Abstract:
The text of the Bible projects for its readers a Biblical-textual world. Christians live within the seminal, normative contours of this symbolic Biblical world. In this regard, a Ricoeurian hermeneutics presents a helpful apparatus to the reader of the Biblical text. In his hermeneutical studies, Ricoeur organises his considerations around four poles that operate as guidelines for this study – distanciation, objectification, projecting of a world and appropriation. In this thesis each of these considerations is applied to Proverbs 10:1–15:33 to facilitate an exploration of the symbolic-textual world projected for the reader in this literature.

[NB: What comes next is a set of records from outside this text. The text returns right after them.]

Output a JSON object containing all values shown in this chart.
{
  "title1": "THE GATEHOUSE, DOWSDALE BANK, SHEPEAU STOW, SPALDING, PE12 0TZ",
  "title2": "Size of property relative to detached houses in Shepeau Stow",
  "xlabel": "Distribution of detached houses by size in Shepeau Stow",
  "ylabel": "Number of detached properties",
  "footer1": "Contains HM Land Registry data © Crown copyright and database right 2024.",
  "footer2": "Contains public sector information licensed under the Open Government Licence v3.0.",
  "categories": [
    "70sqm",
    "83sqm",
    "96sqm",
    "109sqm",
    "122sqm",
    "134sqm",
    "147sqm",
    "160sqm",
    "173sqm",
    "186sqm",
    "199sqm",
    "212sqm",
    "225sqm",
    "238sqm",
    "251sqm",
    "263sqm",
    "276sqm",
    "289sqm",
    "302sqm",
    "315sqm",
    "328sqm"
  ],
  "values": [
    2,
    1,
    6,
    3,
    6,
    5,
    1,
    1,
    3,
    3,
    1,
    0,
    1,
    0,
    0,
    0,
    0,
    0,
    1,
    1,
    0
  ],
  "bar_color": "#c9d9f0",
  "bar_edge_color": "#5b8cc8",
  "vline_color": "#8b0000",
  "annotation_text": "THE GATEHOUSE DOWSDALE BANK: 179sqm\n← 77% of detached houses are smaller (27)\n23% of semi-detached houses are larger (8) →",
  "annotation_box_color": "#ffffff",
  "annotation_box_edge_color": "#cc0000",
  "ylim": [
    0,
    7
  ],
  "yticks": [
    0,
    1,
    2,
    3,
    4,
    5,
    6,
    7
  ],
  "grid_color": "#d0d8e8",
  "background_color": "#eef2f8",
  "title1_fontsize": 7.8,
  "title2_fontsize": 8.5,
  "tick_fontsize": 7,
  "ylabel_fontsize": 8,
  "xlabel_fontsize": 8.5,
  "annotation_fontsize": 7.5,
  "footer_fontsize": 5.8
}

It is the thesis of the study that the proposed reading strategy is, in terms of the threefold movement within postmodern thought – the movements beyond foundations, beyond totalities and towards the Other – a most productive effort. When this reading strategy is utilised for Proverbs 10:1–15:33, with specific reference to the fear of the Lord, the concept of the fear of the Lord is found to have a functional definition within this collection rather than an ontological or theoretical one. With this approach, the fear of Yahweh-proverbs in Proverbs 10:1–15:33 are understood not to be dogmatised, absolute, universal truths but finds, in line with the movement beyond totalities, its authority in the context within which it is applied. Instead of communicating propositional content, which is in line with the movement beyond foundations within postmodern thought, by their power to disclose a symbolic world, it confronts the reader with the Other, in line with the movement toward the Other, and consequently opens up new modes of being, orienting the reader’s practical actions.